The other side of the “taking” coin, however, is that Amtrak received the NEC in 1976 subject to a 999-year balloon mortgage, held by U.S. DOT, who holds the mortgage on the NEC property as security on billions of dollars of debt owed back to U.S. DOT by Amtrak; which they cannot repay. All of this is laid out in Amtrak’s annual report. Thus, it is not a question of a “taking,” but one of foreclosure on a lien that has existed for 35 years, is in default, and is callable whenever U.S. DOT chooses. That is a matter of political and commercial will, not constitutional rights. Extinguishing the mortgage in return for a title transfer to U.S. DOT could also eliminate the constitutional objection. Moreover, current law [49 U.S.C. 24907(c)] already immunizes and indemnifies Amtrak and its board of directors from liability regarding any transaction “related to” the mortgage.

Also, a foreclosure would not necessarily directly impact Amtrak’s operating rights, except to the extent that U.S. DOT or its successor might choose to price access to the infrastructure at levels closer to actual cost recovery. Even that would not change anything, except to make the actual accounting losses of the NEC (especially Acela) a lot more visible.

Separating the NEC from Amtrak with all its legal gyrations will take a few years. Even then it is highly unlikely the property will be in the hands of one or more private companies. More likely is a compact of those Northeast states that will hold and become responsible for the whole corridor. (Congress pre-approved such interstate compacts for passenger rail service in the 1997 Amtrak reform law.) Today there are five state commuter agencies operating under the wire of the NEC. Add to this Amtrak and limited freight operations. Yet, once upon a time this was all under the banner of one railroad. Will we ever make it back to one operator?

The Baltimore & Ohio’s overreach of the late 19th Century bears out a pertinent object lesson for us today. The B&O concentrated its resources on a short-haul piece of railroad due to its location in what was believed to be the most valuable stretch of real estate in the country. As a result of neglecting their long-haul routes to the west, however, the railroad would become an “also ran.” The B&O would be controlled at various times by various railroads including the PRR. Ultimately the B&O found security as a lesser partner of the Chesapeake & Ohio. Today there are no major railroads headquartered in Baltimore. This is the purposeful outcome of the free market.
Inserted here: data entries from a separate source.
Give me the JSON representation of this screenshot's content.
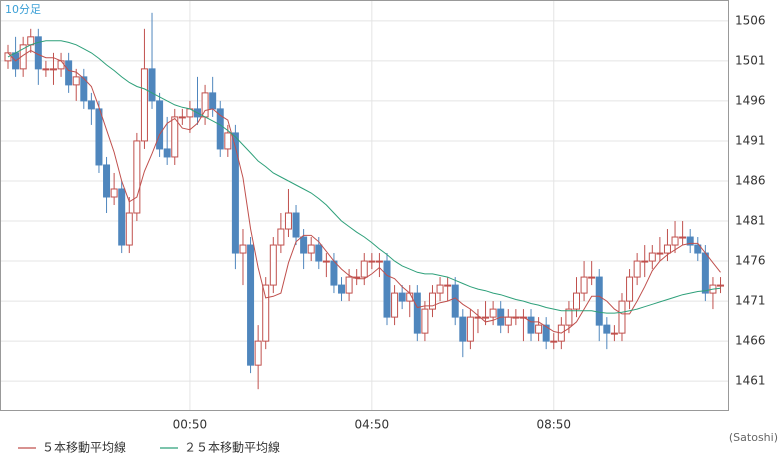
{
  "chart_data": {
    "type": "candlestick",
    "label": "10分足",
    "source": "(Satoshi)",
    "categories": [
      null,
      null,
      null,
      null,
      null,
      null,
      null,
      null,
      null,
      null,
      null,
      null,
      null,
      null,
      null,
      null,
      null,
      null,
      null,
      null,
      null,
      null,
      null,
      null,
      "00:50",
      null,
      null,
      null,
      null,
      null,
      null,
      null,
      null,
      null,
      null,
      null,
      null,
      null,
      null,
      null,
      null,
      null,
      null,
      null,
      null,
      null,
      null,
      null,
      "04:50",
      null,
      null,
      null,
      null,
      null,
      null,
      null,
      null,
      null,
      null,
      null,
      null,
      null,
      null,
      null,
      null,
      null,
      null,
      null,
      null,
      null,
      null,
      null,
      "08:50",
      null,
      null,
      null,
      null,
      null,
      null,
      null,
      null,
      null,
      null,
      null,
      null,
      null,
      null,
      null,
      null,
      null,
      null,
      null,
      null,
      null,
      null
    ],
    "open": [
      1501,
      1502,
      1500,
      1503,
      1504,
      1500,
      1500,
      1500,
      1501,
      1498,
      1499,
      1496,
      1495,
      1488,
      1484,
      1485,
      1478,
      1482,
      1491,
      1500,
      1496,
      1490,
      1489,
      1494,
      1494,
      1495,
      1494,
      1497,
      1495,
      1490,
      1492,
      1477,
      1478,
      1463,
      1466,
      1473,
      1478,
      1480,
      1482,
      1479,
      1477,
      1478,
      1476,
      1476,
      1473,
      1472,
      1474,
      1474,
      1476,
      1476,
      1476,
      1469,
      1472,
      1471,
      1472,
      1467,
      1470,
      1472,
      1473,
      1473,
      1469,
      1466,
      1469,
      1469,
      1469,
      1470,
      1468,
      1469,
      1469,
      1469,
      1467,
      1468,
      1466,
      1466,
      1468,
      1470,
      1472,
      1474,
      1474,
      1468,
      1467,
      1467,
      1471,
      1474,
      1476,
      1476,
      1477,
      1477,
      1478,
      1479,
      1479,
      1478,
      1477,
      1472,
      1473
    ],
    "high": [
      1503,
      1504,
      1504,
      1505,
      1505,
      1501,
      1502,
      1502,
      1502,
      1500,
      1500,
      1497,
      1496,
      1489,
      1487,
      1486,
      1484,
      1492,
      1505,
      1507,
      1497,
      1494,
      1495,
      1495,
      1496,
      1499,
      1498,
      1499,
      1496,
      1493,
      1493,
      1480,
      1479,
      1468,
      1474,
      1479,
      1482,
      1485,
      1483,
      1480,
      1479,
      1479,
      1477,
      1477,
      1474,
      1475,
      1475,
      1477,
      1477,
      1477,
      1477,
      1473,
      1473,
      1473,
      1473,
      1471,
      1473,
      1474,
      1474,
      1474,
      1470,
      1470,
      1470,
      1471,
      1471,
      1471,
      1470,
      1470,
      1470,
      1470,
      1469,
      1469,
      1467,
      1469,
      1471,
      1474,
      1476,
      1476,
      1475,
      1469,
      1468,
      1472,
      1475,
      1477,
      1478,
      1478,
      1479,
      1480,
      1481,
      1481,
      1480,
      1479,
      1478,
      1474,
      1474
    ],
    "low": [
      1500,
      1499,
      1499,
      1502,
      1498,
      1499,
      1498,
      1499,
      1497,
      1496,
      1495,
      1493,
      1487,
      1482,
      1483,
      1477,
      1477,
      1481,
      1490,
      1495,
      1489,
      1488,
      1488,
      1493,
      1492,
      1493,
      1493,
      1494,
      1489,
      1489,
      1475,
      1473,
      1462,
      1460,
      1465,
      1472,
      1477,
      1479,
      1478,
      1475,
      1476,
      1475,
      1474,
      1472,
      1471,
      1471,
      1473,
      1473,
      1475,
      1474,
      1468,
      1468,
      1470,
      1469,
      1466,
      1466,
      1469,
      1471,
      1471,
      1468,
      1464,
      1465,
      1467,
      1468,
      1468,
      1467,
      1467,
      1468,
      1466,
      1466,
      1466,
      1465,
      1465,
      1465,
      1467,
      1469,
      1471,
      1473,
      1466,
      1465,
      1466,
      1466,
      1470,
      1473,
      1474,
      1475,
      1476,
      1476,
      1477,
      1478,
      1477,
      1476,
      1471,
      1470,
      1472
    ],
    "close": [
      1502,
      1500,
      1503,
      1504,
      1500,
      1500,
      1500,
      1501,
      1498,
      1499,
      1496,
      1495,
      1488,
      1484,
      1485,
      1478,
      1482,
      1491,
      1500,
      1496,
      1490,
      1489,
      1494,
      1494,
      1495,
      1494,
      1497,
      1495,
      1490,
      1492,
      1477,
      1478,
      1463,
      1466,
      1473,
      1478,
      1480,
      1482,
      1479,
      1477,
      1478,
      1476,
      1476,
      1473,
      1472,
      1474,
      1474,
      1476,
      1476,
      1476,
      1469,
      1472,
      1471,
      1472,
      1467,
      1470,
      1472,
      1473,
      1473,
      1469,
      1466,
      1469,
      1469,
      1469,
      1470,
      1468,
      1469,
      1469,
      1469,
      1467,
      1468,
      1466,
      1466,
      1468,
      1470,
      1472,
      1474,
      1474,
      1468,
      1467,
      1467,
      1471,
      1474,
      1476,
      1476,
      1477,
      1477,
      1478,
      1479,
      1479,
      1478,
      1477,
      1472,
      1473,
      1473
    ],
    "up_color": "#c0504d",
    "down_color": "#4f86bd",
    "series": [
      {
        "name": "５本移動平均線",
        "color": "#c0504d",
        "values": [
          1502,
          1501,
          1501.7,
          1502.3,
          1501.8,
          1501.4,
          1501.4,
          1501,
          1499.8,
          1499.6,
          1498.8,
          1497.8,
          1495.2,
          1492.4,
          1489.6,
          1486,
          1483.4,
          1484,
          1487.2,
          1489.4,
          1491.8,
          1493.2,
          1493.8,
          1492.6,
          1492.4,
          1493.2,
          1494.8,
          1495,
          1494.2,
          1493.6,
          1490.2,
          1486.4,
          1480,
          1475.2,
          1471.4,
          1471.6,
          1472,
          1475.8,
          1478.4,
          1479.2,
          1479.2,
          1478.4,
          1477.2,
          1476,
          1475,
          1474.2,
          1473.8,
          1473.8,
          1474.4,
          1475.2,
          1474.2,
          1473.8,
          1472.8,
          1472,
          1470.2,
          1470.4,
          1470.4,
          1470.8,
          1471,
          1471.4,
          1470.6,
          1470,
          1469.2,
          1468.4,
          1468.6,
          1469,
          1469,
          1469,
          1469,
          1468.4,
          1468.4,
          1467.8,
          1467.2,
          1467,
          1467.6,
          1468.4,
          1470,
          1471.6,
          1471.6,
          1471,
          1470,
          1469.4,
          1469.4,
          1471,
          1472.8,
          1474.8,
          1476,
          1476.8,
          1477.4,
          1478,
          1478.2,
          1478.2,
          1477,
          1475.8,
          1474.6
        ]
      },
      {
        "name": "２５本移動平均線",
        "color": "#2ea07a",
        "values": [
          1501.5,
          1502,
          1502.5,
          1503,
          1503.3,
          1503.5,
          1503.5,
          1503.5,
          1503.3,
          1503,
          1502.5,
          1502,
          1501.3,
          1500.5,
          1499.8,
          1499,
          1498.3,
          1497.8,
          1497.5,
          1497,
          1496.5,
          1496,
          1495.5,
          1495.2,
          1495,
          1494.5,
          1494,
          1493.5,
          1493,
          1492.3,
          1491.5,
          1490.5,
          1489.5,
          1488.5,
          1487.8,
          1487,
          1486.5,
          1486,
          1485.5,
          1485,
          1484.5,
          1483.8,
          1483,
          1482,
          1481,
          1480.3,
          1479.6,
          1479,
          1478.3,
          1477.5,
          1476.8,
          1476,
          1475.4,
          1475,
          1474.6,
          1474.4,
          1474.4,
          1474.2,
          1474,
          1473.6,
          1473.2,
          1472.8,
          1472.5,
          1472.3,
          1472,
          1471.8,
          1471.5,
          1471.2,
          1471,
          1470.7,
          1470.5,
          1470.2,
          1470,
          1469.8,
          1469.8,
          1469.8,
          1469.8,
          1469.8,
          1469.6,
          1469.5,
          1469.5,
          1469.6,
          1469.8,
          1470,
          1470.3,
          1470.6,
          1470.9,
          1471.2,
          1471.5,
          1471.8,
          1472,
          1472.2,
          1472.3,
          1472.5,
          1472.6
        ]
      }
    ],
    "ylim": [
      1457.4,
      1508.6
    ],
    "yticks": [
      1461,
      1466,
      1471,
      1476,
      1481,
      1486,
      1491,
      1496,
      1501,
      1506
    ],
    "grid": true
  }
}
Today Amtrak, self-described as “America’s Railroad,” pours the lion’s share of its meager resources into the NEC to the detriment of the national network. Unfortunately, as a public entity, the laws of the free market are not allowed to be applied. Amtrak points to sheer passenger counts, opposed to passenger-miles, as justification for this aberration. With government deficits growing and public patience waning, this dichotomy cannot continue indefinitely. The longer the decision is forestalled, the fewer resources will be left available to enact said decision. Inaction is an expensive option which is no longer plausible.